Department of Otolaryngology, Head and Neck Surgery, Technical University of Munich and Klinikum Rechts der Isar, Munich, Germany.
Institute for Medical Microbiology, Immunology and Hygiene, School of Medicine, Technical University of Munich, Munich, Germany.
Life Sci. 2024 Aug 1;350:122746. doi: 10.1016/j.lfs.2024.122746. Epub 2024 May 27.

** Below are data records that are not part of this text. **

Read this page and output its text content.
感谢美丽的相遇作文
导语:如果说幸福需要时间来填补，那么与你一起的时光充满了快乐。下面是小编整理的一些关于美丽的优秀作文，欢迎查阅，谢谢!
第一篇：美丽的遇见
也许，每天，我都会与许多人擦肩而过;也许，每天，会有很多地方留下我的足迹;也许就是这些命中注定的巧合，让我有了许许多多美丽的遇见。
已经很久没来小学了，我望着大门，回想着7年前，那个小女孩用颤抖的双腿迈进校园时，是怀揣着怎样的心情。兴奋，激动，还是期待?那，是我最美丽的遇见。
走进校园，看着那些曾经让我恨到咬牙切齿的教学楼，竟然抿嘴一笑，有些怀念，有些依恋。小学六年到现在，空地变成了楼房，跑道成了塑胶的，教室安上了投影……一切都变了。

Dysregulated platelet aggregation is a fatal condition in many bacterial- and virus-induced diseases. However, classical antithrombotics cannot completely prevent immunothrombosis, due to the unaddressed mechanisms towards inflammation. Thus, targeting platelet hyperactivation together with inflammation might provide new treatment options in diseases, characterized by immunothrombosis, such as COVID-19 and sepsis. The aim of this study was to investigate the antiaggregatory effect and mode of action of 1.8-cineole, a monoterpene derived from the essential oil of eucalyptus leaves, known for its anti-inflammatory proprieties.
Platelet activity was monitored by measuring the expression and release of platelet activation markers, i.e., P-selectin, CD63 and CCL5, as well as platelet aggregation, upon treatment with 1.8-cineole and stimulation with several classical stimuli and bacteria. A kinase activity assay was used to elucidate the mode of action, followed by a detailed analysis of the involvement of the adenylyl-cyclase (AC)-cyclic adenosine monophosphate (cAMP)-protein kinase A (PKA) pathway by Western blot and ELISA.
1.8-cineole prevented the expression and release of platelet activation markers, as well as platelet aggregation, upon induction of aggregation with classical stimuli and immunological agonists. Mechanistically, 1.8- cineole influences the activation of the AC-cAMP-PKA pathway, leading to higher cAMP levels and vasodilator-stimulated phosphoprotein (VASP) phosphorylation. Finally, blocking the adenosine A receptor reversed the antithrombotic effect of 1.8-cineole.
Given the recognized anti-inflammatory attributes of 1.8-cineole, coupled with our findings, 1.8-cineole might emerge as a promising candidate for treating conditions marked by platelet activation and abnormal inflammation.
血小板聚集失调是许多细菌和病毒诱导疾病的致命状态。然而,由于针对炎症的机制尚未得到解决,经典的抗血栓药物不能完全预防免疫血栓形成。因此,靶向血小板过度激活和炎症可能为 COVID-19 和败血症等以免疫血栓形成为特征的疾病提供新的治疗选择。本研究旨在研究 1.8-桉油醇(一种从桉树叶精油中提取的单萜烯,以其抗炎特性而闻名)的抗聚集作用及其作用机制。
通过测量血小板激活标志物(即 P-选择素、CD63 和 CCL5 的表达和释放)以及血小板聚集,监测血小板活性,在使用 1.8-桉油醇和几种经典刺激物和细菌刺激后进行测量。通过激酶活性测定法阐明作用机制,然后通过 Western blot 和 ELISA 详细分析涉及腺苷酸环化酶(AC)-环磷酸腺苷(cAMP)-蛋白激酶 A(PKA)通路的情况。
1.8-桉油醇可预防经典刺激物和免疫激动剂诱导聚集时血小板激活标志物的表达和释放以及血小板聚集。从机制上讲,1.8-桉油醇影响 AC-cAMP-PKA 通路的激活,导致更高的 cAMP 水平和血管扩张刺激磷蛋白(VASP)磷酸化。最后,阻断腺苷 A 受体可逆转 1.8-桉油醇的抗血栓作用。
鉴于 1.8-桉油醇公认的抗炎属性,再加上我们的发现,1.8-桉油醇可能成为治疗以血小板激活和异常炎症为特征的疾病的有前途的候选药物。